Diabetes – What is Diabetes?
Diabetes is a serious illness that affects millions of people every year. It is caused when your body doesn’t produce enough insulin or it’s unable to utilize the insulin it does produce effectively.
Exercise, diet and medications can help prevent or delay the disease. It is also important to know the symptoms, to determine if there is a problem and seek treatment.
What is diabetes?
Diabetes is an ongoing (long-lasting) health condition that affects how your body transforms food into energy. It occurs when your pancreas stops making enough insulin or doesn’t utilize it as effectively as it should.
Insulin is a hormone that helps cells absorb and utilize sugar, also known as glucose. People suffering from type 2 diabetes aren’t able to make enough insulin or their bodies don’t use it properly.
The blood sugar levels increase over time in both kinds of diabetes. This can cause problems with your eyes, kidneys and feet. It may also damage the heart and brain arteries as well as your brain.
Type 1 diabetes
Type 1 diabetes is an autoimmune condition which means that your body’s immune system attacks and destroys insulin-producing cell in the pancreas. This process can take many years or months and eventually lead to the total absence of insulin.
Insulin is required by those with type 1 diabetes all day. They must also monitor their blood glucose levels and adjust insulin, food and activity levels in order to keep their blood glucose within a healthy range.
Type 2 diabetes
If you suffer from type 2 diabetes the body isn’t using insulin as it should. Insulin is a hormonal substance that assists your cells in moving glucose (blood sugar) from your blood into your cells which is then used to create energy.
Type 2 diabetes sufferers must treat their condition with a healthy diet and regular exercise. They might also need to take medications to manage their blood sugar levels.
Diabetes in women symptoms
Diabetes is a chronic disease that affects people of all races, ethnic groups, ages, and genders. Women are at greater risk than males.
Women with diabetes are at a greater risk chance of developing complications compared to men, including heart disease (the most frequent diabetes complication) and vision loss.
Polydipsia is a warning sign for diabetes in women. This is due to diabetes causing excess sugar to build up in the blood and your kidneys aren’t able to get rid of it in a proper manner.
Men with diabetes Men: Symptoms
In the case of diabetes the cells are unable to use blood sugar (glucose) to produce energy.

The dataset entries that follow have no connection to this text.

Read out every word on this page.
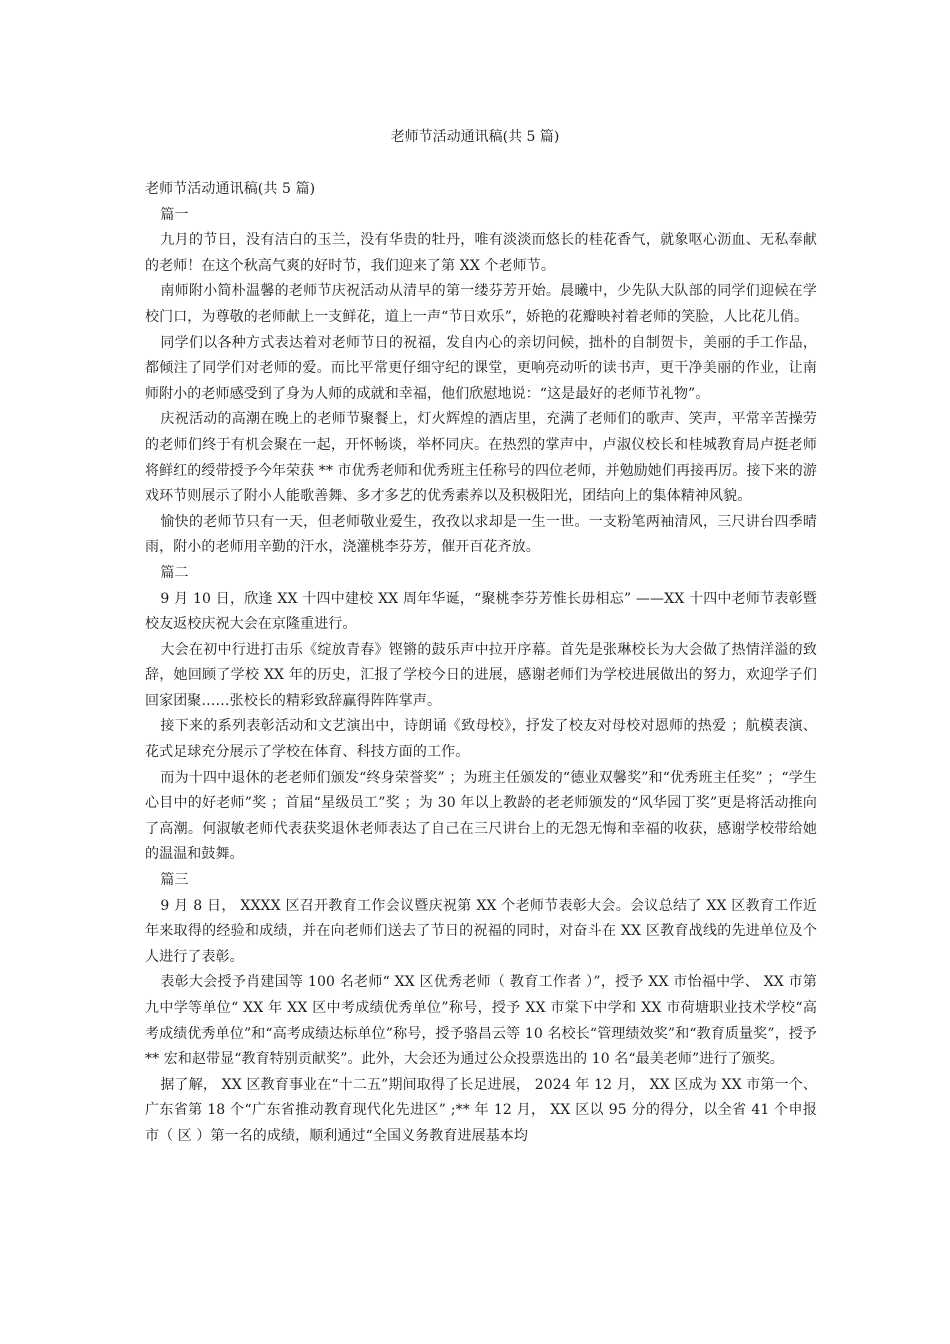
老师节活动通讯稿(共 5 篇)

老师节活动通讯稿(共 5 篇)

篇一

九月的节日，没有洁白的玉兰，没有华贵的牡丹，唯有淡淡而悠长的桂花香气，就象呕心沥血、无私奉献的老师！在这个秋高气爽的好时节，我们迎来了第 XX 个老师节。

南师附小简朴温馨的老师节庆祝活动从清早的第一缕芬芳开始。晨曦中，少先队大队部的同学们迎候在学校门口，为尊敬的老师献上一支鲜花，道上一声“节日欢乐”，娇艳的花瓣映衬着老师的笑脸，人比花儿俏。

同学们以各种方式表达着对老师节日的祝福，发自内心的亲切问候，拙朴的自制贺卡，美丽的手工作品，都倾注了同学们对老师的爱。而比平常更仔细守纪的课堂，更响亮动听的读书声，更干净美丽的作业，让南师附小的老师感受到了身为人师的成就和幸福，他们欣慰地说：“这是最好的老师节礼物”。

庆祝活动的高潮在晚上的老师节聚餐上，灯火辉煌的酒店里，充满了老师们的歌声、笑声，平常辛苦操劳的老师们终于有机会聚在一起，开怀畅谈，举杯同庆。在热烈的掌声中，卢淑仪校长和桂城教育局卢挺老师将鲜红的绶带授予今年荣获 ** 市优秀老师和优秀班主任称号的四位老师，并勉励她们再接再厉。接下来的游戏环节则展示了附小人能歌善舞、多才多艺的优秀素养以及积极阳光，团结向上的集体精神风貌。

愉快的老师节只有一天，但老师敬业爱生，孜孜以求却是一生一世。一支粉笔两袖清风，三尺讲台四季晴雨，附小的老师用辛勤的汗水，浇灌桃李芬芳，催开百花齐放。

篇二

9 月 10 日，欣逢 XX 十四中建校 XX 周年华诞，“聚桃李芬芳惟长毋相忘” ——XX 十四中老师节表彰暨校友返校庆祝大会在京隆重进行。

大会在初中行进打击乐《绽放青春》铿锵的鼓乐声中拉开序幕。首先是张琳校长为大会做了热情洋溢的致辞，她回顾了学校 XX 年的历史，汇报了学校今日的进展，感谢老师们为学校进展做出的努力，欢迎学子们回家团聚……张校长的精彩致辞赢得阵阵掌声。

接下来的系列表彰活动和文艺演出中，诗朗诵《致母校》，抒发了校友对母校对恩师的热爱 ；航模表演、花式足球充分展示了学校在体育、科技方面的工作。

而为十四中退休的老老师们颁发“终身荣誉奖” ；为班主任颁发的“德业双馨奖”和“优秀班主任奖” ；“学生心目中的好老师”奖 ；首届“星级员工”奖 ；为 30 年以上教龄的老老师颁发的“风华园丁奖”更是将活动推向了高潮。何淑敏老师代表获奖退休老师表达了自己在三尺讲台上的无怨无悔和幸福的收获，感谢学校带给她的温温和鼓舞。

篇三

9 月 8 日， XXXX 区召开教育工作会议暨庆祝第 XX 个老师节表彰大会。会议总结了 XX 区教育工作近年来取得的经验和成绩，并在向老师们送去了节日的祝福的同时，对奋斗在 XX 区教育战线的先进单位及个人进行了表彰。

表彰大会授予肖建国等 100 名老师“ XX 区优秀老师（ 教育工作者 ）”，授予 XX 市怡福中学、 XX 市第九中学等单位“ XX 年 XX 区中考成绩优秀单位”称号，授予 XX 市棠下中学和 XX 市荷塘职业技术学校“高考成绩优秀单位”和“高考成绩达标单位”称号，授予骆昌云等 10 名校长“管理绩效奖”和“教育质量奖”，授予 ** 宏和赵带显“教育特别贡献奖”。此外，大会还为通过公众投票选出的 10 名“最美老师”进行了颁奖。

据了解， XX 区教育事业在“十二五”期间取得了长足进展， 2024 年 12 月， XX 区成为 XX 市第一个、广东省第 18 个“广东省推动教育现代化先进区” ;** 年 12 月， XX 区以 95 分的得分，以全省 41 个申报市（ 区 ）第一名的成绩，顺利通过“全国义务教育进展基本均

This is typically because the pancreas produces too little insulin.
This can result in high blood glucose levels. Your body then tries to lower the level by flushing the excess glucose from your bloodstream through urine.
People who have diabetes often have a thirsty feeling and must drink large quantities of fluids. It can be as much as four liters per day.
Men also may lose weight since their bodies use muscles for energy instead of fat. This is due to the fact that the blood sugar level stays high for extended periods of time.
A balanced diet for diabetes can be a key part of managing the condition. It can help control blood sugar levels, manage weight and decrease the risk factors that can lead to heart disease.
Your diet should include plenty of whole foods like fruits vegetables, whole grains as well as beans and dairy that is low in fat. It should also be low in saturated (unhealthy) fat and added sugars.
You might need to limit your consumption of beverages sweetened with sugar. These drinks usually contain plenty of sugar in them that can cause elevated blood sugar levels.
Your doctor might prescribe diabetes medications to help keep your blood sugar (glucose) levels within the normal range. These medications are typically paired with lifestyle changes, such as exercise and diet to help control your diabetes.
If your blood sugar levels aren’t being well controlled by one medicine another medicine could be added. Your doctor will assist you to select the most appropriate medication for your specific needs and preferences.
Newer medications, such as sodium-glucose cotransporter-2 inhibitors and glucagon-like antagonists of the peptide-1 receptor, reduce blood sugar levels and are beneficial for the kidneys and cardiovascular system, as well as reducing the risk of complications. They are also beneficial for weight loss and are available in injectable and tablet forms.